Now just when I thought my one shot at getting some amazing pics of the GN route and Glacier park had been dashed, our train stopped just a few hundred feet outside the Whitefish station and proceeded to set out the Bella Vista onto the Whitefish station track. Apparently the charter was to visit Glacier Park, not see the vast expanse of plain and Big Sky east of it. Well, I sure wasn't going to complain. However I will complain about the 20-30 minutes the setout procedure added to the trip. After a full smoke stop at Whitefish station proper the crew might have at least prepared the Bella Vista for separation by disconnecting the HEP and other ancillary fittings. Amtrak needs to be careful about letting their private car business impact their actual passenger carrying business. Here we see two of the crew restoring the hand through switch to the station track. Not the length of the backup move that needed to be made.

 As we got back under way we passed a trio of C44-9W's, BNSF #'s 4985 and 4595 along with ATSF #683, waiting at the head of a train in Whitefish Yard.

The Hi-Line sub officially starts at EAST WHITEFISH interlocking and it wasn't long before we passed a westbound TOFC train on the long section of 2 Main Tracks that began at Whitefish.

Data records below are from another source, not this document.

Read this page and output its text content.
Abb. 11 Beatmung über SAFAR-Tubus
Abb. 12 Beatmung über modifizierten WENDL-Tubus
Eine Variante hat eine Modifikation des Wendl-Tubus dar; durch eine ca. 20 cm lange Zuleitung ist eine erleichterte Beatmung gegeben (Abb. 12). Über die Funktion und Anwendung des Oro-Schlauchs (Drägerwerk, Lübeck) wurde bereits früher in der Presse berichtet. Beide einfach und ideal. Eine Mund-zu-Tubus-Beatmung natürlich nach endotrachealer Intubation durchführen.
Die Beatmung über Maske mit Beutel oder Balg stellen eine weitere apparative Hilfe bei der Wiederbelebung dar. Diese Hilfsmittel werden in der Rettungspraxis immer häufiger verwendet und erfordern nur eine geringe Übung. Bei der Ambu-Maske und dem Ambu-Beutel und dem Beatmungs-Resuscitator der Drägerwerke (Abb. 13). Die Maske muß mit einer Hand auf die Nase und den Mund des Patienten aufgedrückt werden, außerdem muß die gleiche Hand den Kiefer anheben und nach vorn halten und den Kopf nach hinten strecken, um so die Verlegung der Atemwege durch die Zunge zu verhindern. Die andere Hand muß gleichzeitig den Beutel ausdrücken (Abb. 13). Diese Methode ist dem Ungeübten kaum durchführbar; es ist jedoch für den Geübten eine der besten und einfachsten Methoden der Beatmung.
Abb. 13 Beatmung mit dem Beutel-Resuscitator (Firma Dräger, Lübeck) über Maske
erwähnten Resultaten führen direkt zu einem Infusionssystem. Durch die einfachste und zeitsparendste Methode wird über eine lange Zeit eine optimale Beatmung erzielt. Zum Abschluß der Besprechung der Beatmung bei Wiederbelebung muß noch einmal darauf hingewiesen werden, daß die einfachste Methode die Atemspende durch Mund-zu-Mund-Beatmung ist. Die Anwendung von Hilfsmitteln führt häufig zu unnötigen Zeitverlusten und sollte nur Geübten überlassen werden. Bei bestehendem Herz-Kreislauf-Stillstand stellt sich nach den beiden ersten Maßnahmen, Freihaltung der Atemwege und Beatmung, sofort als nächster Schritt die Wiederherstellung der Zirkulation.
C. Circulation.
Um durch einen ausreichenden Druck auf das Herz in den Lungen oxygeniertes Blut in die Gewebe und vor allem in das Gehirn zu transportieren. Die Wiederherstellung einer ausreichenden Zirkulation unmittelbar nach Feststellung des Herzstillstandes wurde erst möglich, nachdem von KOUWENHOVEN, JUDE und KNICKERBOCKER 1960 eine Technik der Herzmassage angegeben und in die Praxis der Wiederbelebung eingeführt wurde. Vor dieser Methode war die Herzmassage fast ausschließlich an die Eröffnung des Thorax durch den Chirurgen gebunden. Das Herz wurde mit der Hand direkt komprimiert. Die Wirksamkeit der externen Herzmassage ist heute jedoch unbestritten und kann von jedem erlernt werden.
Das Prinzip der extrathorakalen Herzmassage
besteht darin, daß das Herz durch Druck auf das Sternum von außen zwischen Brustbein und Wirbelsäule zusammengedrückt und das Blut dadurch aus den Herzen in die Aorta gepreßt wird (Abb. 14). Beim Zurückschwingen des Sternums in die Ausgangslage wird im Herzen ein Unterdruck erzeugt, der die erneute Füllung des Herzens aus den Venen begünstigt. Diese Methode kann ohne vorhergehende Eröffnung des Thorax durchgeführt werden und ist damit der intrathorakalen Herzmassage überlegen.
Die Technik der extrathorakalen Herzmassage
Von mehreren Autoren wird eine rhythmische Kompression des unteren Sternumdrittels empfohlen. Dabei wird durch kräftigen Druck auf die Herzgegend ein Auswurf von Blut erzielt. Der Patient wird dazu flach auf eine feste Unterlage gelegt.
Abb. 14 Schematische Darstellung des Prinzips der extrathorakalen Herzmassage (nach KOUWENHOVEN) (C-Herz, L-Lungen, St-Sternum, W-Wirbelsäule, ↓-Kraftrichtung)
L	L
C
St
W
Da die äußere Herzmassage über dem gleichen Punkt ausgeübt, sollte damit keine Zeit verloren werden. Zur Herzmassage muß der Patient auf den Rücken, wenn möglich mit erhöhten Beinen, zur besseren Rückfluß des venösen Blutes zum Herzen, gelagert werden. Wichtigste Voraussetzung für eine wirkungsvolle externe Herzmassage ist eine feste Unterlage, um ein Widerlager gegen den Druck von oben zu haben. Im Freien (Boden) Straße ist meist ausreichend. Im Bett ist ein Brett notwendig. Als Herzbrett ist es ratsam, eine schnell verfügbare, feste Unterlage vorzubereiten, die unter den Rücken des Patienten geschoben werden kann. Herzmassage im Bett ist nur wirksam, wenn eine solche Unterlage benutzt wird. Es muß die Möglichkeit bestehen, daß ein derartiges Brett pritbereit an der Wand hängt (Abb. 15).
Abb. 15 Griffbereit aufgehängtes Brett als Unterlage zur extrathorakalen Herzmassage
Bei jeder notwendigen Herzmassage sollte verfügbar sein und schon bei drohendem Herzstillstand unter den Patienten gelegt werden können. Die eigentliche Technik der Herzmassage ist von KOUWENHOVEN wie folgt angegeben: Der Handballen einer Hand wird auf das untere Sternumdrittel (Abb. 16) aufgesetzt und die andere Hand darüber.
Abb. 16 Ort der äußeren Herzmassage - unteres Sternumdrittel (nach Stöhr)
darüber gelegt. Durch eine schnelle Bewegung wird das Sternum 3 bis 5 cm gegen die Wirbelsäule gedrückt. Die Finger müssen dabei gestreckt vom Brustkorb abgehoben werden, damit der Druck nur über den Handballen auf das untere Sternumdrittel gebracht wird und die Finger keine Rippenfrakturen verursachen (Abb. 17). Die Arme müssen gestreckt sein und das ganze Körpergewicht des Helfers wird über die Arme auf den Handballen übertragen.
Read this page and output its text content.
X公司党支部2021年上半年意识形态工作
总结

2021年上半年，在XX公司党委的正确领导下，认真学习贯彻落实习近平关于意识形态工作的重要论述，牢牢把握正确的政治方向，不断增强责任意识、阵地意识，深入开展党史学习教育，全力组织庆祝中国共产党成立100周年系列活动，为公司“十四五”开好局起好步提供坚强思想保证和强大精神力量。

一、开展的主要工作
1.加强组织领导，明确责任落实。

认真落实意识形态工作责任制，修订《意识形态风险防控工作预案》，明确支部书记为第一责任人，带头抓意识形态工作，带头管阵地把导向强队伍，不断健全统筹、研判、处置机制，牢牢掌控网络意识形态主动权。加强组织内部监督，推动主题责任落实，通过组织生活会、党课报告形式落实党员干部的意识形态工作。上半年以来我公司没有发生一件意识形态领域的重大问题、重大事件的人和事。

The highball didn't last very long as we were held for a few minutes where the two main tracks shrunk back to one at CONKELLY interlocking for another westbound train to pass. This train was lead by 4 units, including another Warbonnet and SD70MAC #9486.

This section of single track was brought to us by a section of high rock cliffs and a viaduct over the Flathead River.

The next station stop as at Belton, although I think Amtrak calls it Glacier Park. Like I said there are several stations closer to the park, but Whitefish gets most of the tourist traffic. Also note the station improvements probably funded through the recent stimulus.

Someone has a sense of humor as east of Belton we found a short local freight train with a BN caboose and twin SD40-2s #1690 and #1961 waiting for us to pass at the west end of the Belton siding.

This single track section is brought to us by a series of tunnels in the deep Java creek valley.

The two main track start up again at NYACK where we find a pair of light C44-9W's including BNSF #4736.

Just past RED EAGLE we pass a fully loaded coal train heading west with a pair of helpers on the end including another C44-9W (notice a pattern here), #5011.

Well we're back in the single track at PAYOLA, but this section wasn't always single track like the other two, but was instead converted due to a tunnel clearance project. Here we pick up our first hint of re-signaling where some classic GN masts face replacement by a new Darth Vadar mast which will also change the use of *Y* Approach Medium to Y/Y Approach Medium. I believe this is in anticipation of some sort of two main track extension at PINNACLE.

Waiting for us to clear up at PINNACLE was another loaded coal train with no fewer than THREE Warbonnet C44-9W's including #635 and 700 seen here.